Post-Transplant Complications
Renal failure and suboptimal glucose control are well-documented risk factors for myocardial infarction (MI) and impaired wound healing. These risks, however, are not unique to T2DM patients and are similarly observed in individuals with T1DM. Our analysis, consistent with prior studies, revealed no significant difference in the incidence of postoperative complications between T2DM and T1DM recipients undergoing SPK transplant [36].
Conclusion
SPK transplantation is a complex procedure requiring careful patient selection to ensure benefits outweigh risks. It offers freedom from dialysis, insulin independence and improved quality of life. At present, patients with T2DM show improved HbA1c after transplant and superior kidney graft survival when compared to a KTA. Improvements in medical management of hyperglycaemia may reduce the benefit of the additional pancreas when compared to KTA and should be re-evaluated regularly. QOL outcomes remain unexplored in this cohort. Predictive models (such as HOMA-IR) may identify T2DM patients with low insulin resistance who could benefit from SPK transplant.

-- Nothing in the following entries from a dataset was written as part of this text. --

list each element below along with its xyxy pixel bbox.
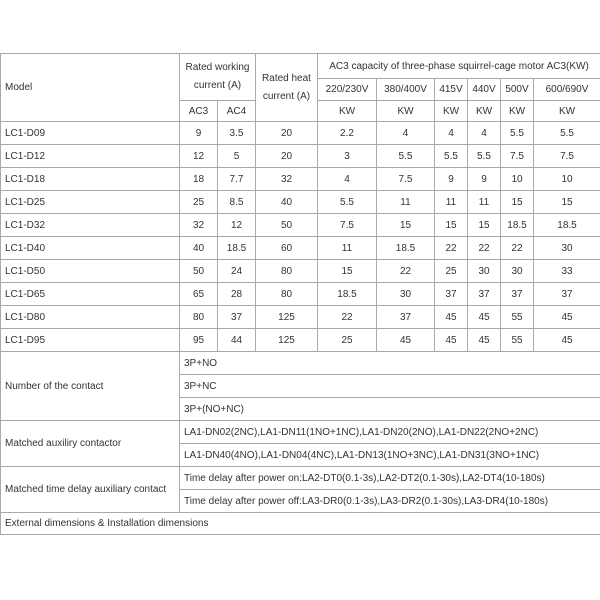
kw-cell: 55 <box>501 306 534 329</box>
header-unit-kw: KW <box>318 101 377 122</box>
kw-cell: 37 <box>377 306 435 329</box>
ac3-current-cell: 95 <box>180 329 218 352</box>
dimensions-label: External dimensions & Installation dimensions <box>1 513 600 535</box>
kw-cell: 33 <box>534 260 600 283</box>
ac4-current-cell: 44 <box>218 329 256 352</box>
table-row <box>1 168 600 191</box>
heat-current-cell: 32 <box>256 168 318 191</box>
kw-cell: 30 <box>534 237 600 260</box>
kw-cell: 4 <box>468 122 501 145</box>
kw-cell: 11 <box>435 191 468 214</box>
header-unit-kw: KW <box>435 101 468 122</box>
model-cell: LC1-D50 <box>1 260 180 283</box>
aux-value-1: LA1-DN02(2NC),LA1-DN11(1NO+1NC),LA1-DN20(2NO),LA1-DN22(2NO+2NC) <box>180 421 600 444</box>
heat-current-cell: 80 <box>256 283 318 306</box>
kw-cell: 10 <box>534 168 600 191</box>
kw-cell: 5.5 <box>501 122 534 145</box>
header-voltage: 500V <box>501 79 534 101</box>
kw-cell: 45 <box>468 329 501 352</box>
ac4-current-cell: 24 <box>218 260 256 283</box>
ac3-current-cell: 65 <box>180 283 218 306</box>
contacts-value-1: 3P+NO <box>180 352 600 375</box>
ac3-current-cell: 40 <box>180 237 218 260</box>
ac4-current-cell: 18.5 <box>218 237 256 260</box>
kw-cell: 15 <box>468 214 501 237</box>
kw-cell: 37 <box>501 283 534 306</box>
model-cell: LC1-D09 <box>1 122 180 145</box>
model-cell: LC1-D80 <box>1 306 180 329</box>
kw-cell: 5.5 <box>468 145 501 168</box>
kw-cell: 22 <box>501 237 534 260</box>
model-cell: LC1-D95 <box>1 329 180 352</box>
ac4-current-cell: 12 <box>218 214 256 237</box>
ac4-current-cell: 8.5 <box>218 191 256 214</box>
kw-cell: 15 <box>435 214 468 237</box>
heat-current-cell: 50 <box>256 214 318 237</box>
header-rated-working-current: Rated working current (A) <box>180 54 256 101</box>
heat-current-cell: 125 <box>256 306 318 329</box>
model-cell: LC1-D32 <box>1 214 180 237</box>
kw-cell: 18.5 <box>377 237 435 260</box>
kw-cell: 55 <box>501 329 534 352</box>
ac3-current-cell: 50 <box>180 260 218 283</box>
aux-label: Matched auxiliry contactor <box>1 421 180 467</box>
table-row <box>1 145 600 168</box>
header-ac4: AC4 <box>218 101 256 122</box>
model-cell: LC1-D12 <box>1 145 180 168</box>
kw-cell: 5.5 <box>435 145 468 168</box>
table-row <box>1 237 600 260</box>
ac4-current-cell: 5 <box>218 145 256 168</box>
header-unit-kw: KW <box>501 101 534 122</box>
ac4-current-cell: 7.7 <box>218 168 256 191</box>
contacts-label: Number of the contact <box>1 352 180 421</box>
header-voltage: 220/230V <box>318 79 377 101</box>
ac4-current-cell: 28 <box>218 283 256 306</box>
kw-cell: 7.5 <box>318 214 377 237</box>
ac4-current-cell: 3.5 <box>218 122 256 145</box>
kw-cell: 45 <box>435 306 468 329</box>
kw-cell: 2.2 <box>318 122 377 145</box>
header-unit-kw: KW <box>534 101 600 122</box>
header-voltage: 600/690V <box>534 79 600 101</box>
kw-cell: 25 <box>318 329 377 352</box>
header-voltage: 440V <box>468 79 501 101</box>
kw-cell: 11 <box>468 191 501 214</box>
ac3-current-cell: 25 <box>180 191 218 214</box>
ac4-current-cell: 37 <box>218 306 256 329</box>
heat-current-cell: 20 <box>256 145 318 168</box>
header-voltage: 415V <box>435 79 468 101</box>
kw-cell: 22 <box>468 237 501 260</box>
kw-cell: 45 <box>534 306 600 329</box>
kw-cell: 22 <box>435 237 468 260</box>
table-row <box>1 214 600 237</box>
ac3-current-cell: 18 <box>180 168 218 191</box>
kw-cell: 11 <box>318 237 377 260</box>
contacts-row-1 <box>1 352 600 375</box>
kw-cell: 45 <box>435 329 468 352</box>
contacts-value-3: 3P+(NO+NC) <box>180 398 600 421</box>
table-row <box>1 191 600 214</box>
heat-current-cell: 40 <box>256 191 318 214</box>
kw-cell: 5.5 <box>534 122 600 145</box>
header-unit-kw: KW <box>377 101 435 122</box>
kw-cell: 18.5 <box>501 214 534 237</box>
kw-cell: 7.5 <box>534 145 600 168</box>
kw-cell: 37 <box>468 283 501 306</box>
kw-cell: 4 <box>318 168 377 191</box>
dimensions-row <box>1 513 600 535</box>
kw-cell: 45 <box>468 306 501 329</box>
table-row <box>1 260 600 283</box>
kw-cell: 7.5 <box>377 168 435 191</box>
kw-cell: 15 <box>501 191 534 214</box>
header-voltage: 380/400V <box>377 79 435 101</box>
kw-cell: 37 <box>435 283 468 306</box>
kw-cell: 9 <box>468 168 501 191</box>
heat-current-cell: 60 <box>256 237 318 260</box>
header-unit-kw: KW <box>468 101 501 122</box>
aux-row-1 <box>1 421 600 444</box>
heat-current-cell: 125 <box>256 329 318 352</box>
model-cell: LC1-D18 <box>1 168 180 191</box>
kw-cell: 22 <box>318 306 377 329</box>
header-model: Model <box>1 54 180 122</box>
delay-row-1 <box>1 467 600 490</box>
heat-current-cell: 20 <box>256 122 318 145</box>
header-ac3: AC3 <box>180 101 218 122</box>
kw-cell: 30 <box>501 260 534 283</box>
kw-cell: 7.5 <box>501 145 534 168</box>
delay-value-1: Time delay after power on:LA2-DT0(0.1-3s),LA2-DT2(0.1-30s),LA2-DT4(10-180s) <box>180 467 600 490</box>
ac3-current-cell: 32 <box>180 214 218 237</box>
kw-cell: 25 <box>435 260 468 283</box>
kw-cell: 45 <box>534 329 600 352</box>
header-rated-heat-current: Rated heat current (A) <box>256 54 318 122</box>
ac3-current-cell: 12 <box>180 145 218 168</box>
kw-cell: 18.5 <box>318 283 377 306</box>
kw-cell: 30 <box>377 283 435 306</box>
table-row <box>1 122 600 145</box>
kw-cell: 45 <box>377 329 435 352</box>
kw-cell: 11 <box>377 191 435 214</box>
kw-cell: 4 <box>435 122 468 145</box>
table-row <box>1 306 600 329</box>
kw-cell: 5.5 <box>318 191 377 214</box>
model-cell: LC1-D65 <box>1 283 180 306</box>
delay-label: Matched time delay auxiliary contact <box>1 467 180 513</box>
kw-cell: 30 <box>468 260 501 283</box>
contacts-value-2: 3P+NC <box>180 375 600 398</box>
model-cell: LC1-D25 <box>1 191 180 214</box>
kw-cell: 15 <box>318 260 377 283</box>
kw-cell: 5.5 <box>377 145 435 168</box>
ac3-current-cell: 80 <box>180 306 218 329</box>
kw-cell: 37 <box>534 283 600 306</box>
delay-value-2: Time delay after power off:LA3-DR0(0.1-3s),LA3-DR2(0.1-30s),LA3-DR4(10-180s) <box>180 490 600 513</box>
kw-cell: 15 <box>534 191 600 214</box>
contactor-spec-table <box>0 53 600 535</box>
model-cell: LC1-D40 <box>1 237 180 260</box>
header-row-1 <box>1 54 600 79</box>
table-row <box>1 329 600 352</box>
header-ac3-capacity: AC3 capacity of three-phase squirrel-cage motor AC3(KW) <box>318 54 600 79</box>
table-body <box>1 54 600 535</box>
kw-cell: 4 <box>377 122 435 145</box>
table-row <box>1 283 600 306</box>
kw-cell: 9 <box>435 168 468 191</box>
heat-current-cell: 80 <box>256 260 318 283</box>
aux-value-2: LA1-DN40(4NO),LA1-DN04(4NC),LA1-DN13(1NO+3NC),LA1-DN31(3NO+1NC) <box>180 444 600 467</box>
kw-cell: 10 <box>501 168 534 191</box>
kw-cell: 3 <box>318 145 377 168</box>
kw-cell: 18.5 <box>534 214 600 237</box>
ac3-current-cell: 9 <box>180 122 218 145</box>
kw-cell: 15 <box>377 214 435 237</box>
kw-cell: 22 <box>377 260 435 283</box>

Most literature focuses on comparing outcomes with patients with T1DM. We hypothesise that there is much greater overlap in the pathophysiology of T1DM and T2DM and many complications and comorbidities are similar. We believe the more appropriate questions should be, is there a recipient with T2DM that would benefit from a SPK transplant? Are the risks acceptable? Then, if the benefits outweigh the risks, listing is justified.

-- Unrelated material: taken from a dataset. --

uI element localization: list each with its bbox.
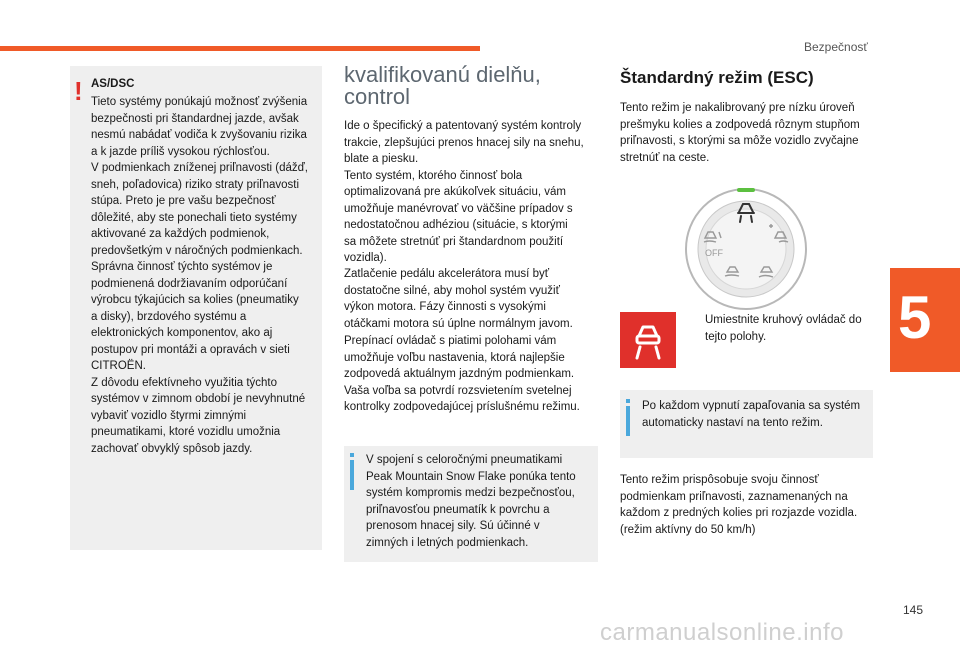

There is a desire for clearer guidelines as to which recipients with T2DM should receive an SPK if more patients were to be accepted for transplant. The data is limited by the smaller number of SPK transplants performed in T2DM patients, and most studies are underpowered to provide statistical confidence. Our group would support the cautious expansion of SPK transplant to patients with T2DM using the current listing criteria as outcomes after transplant remain satisfactory.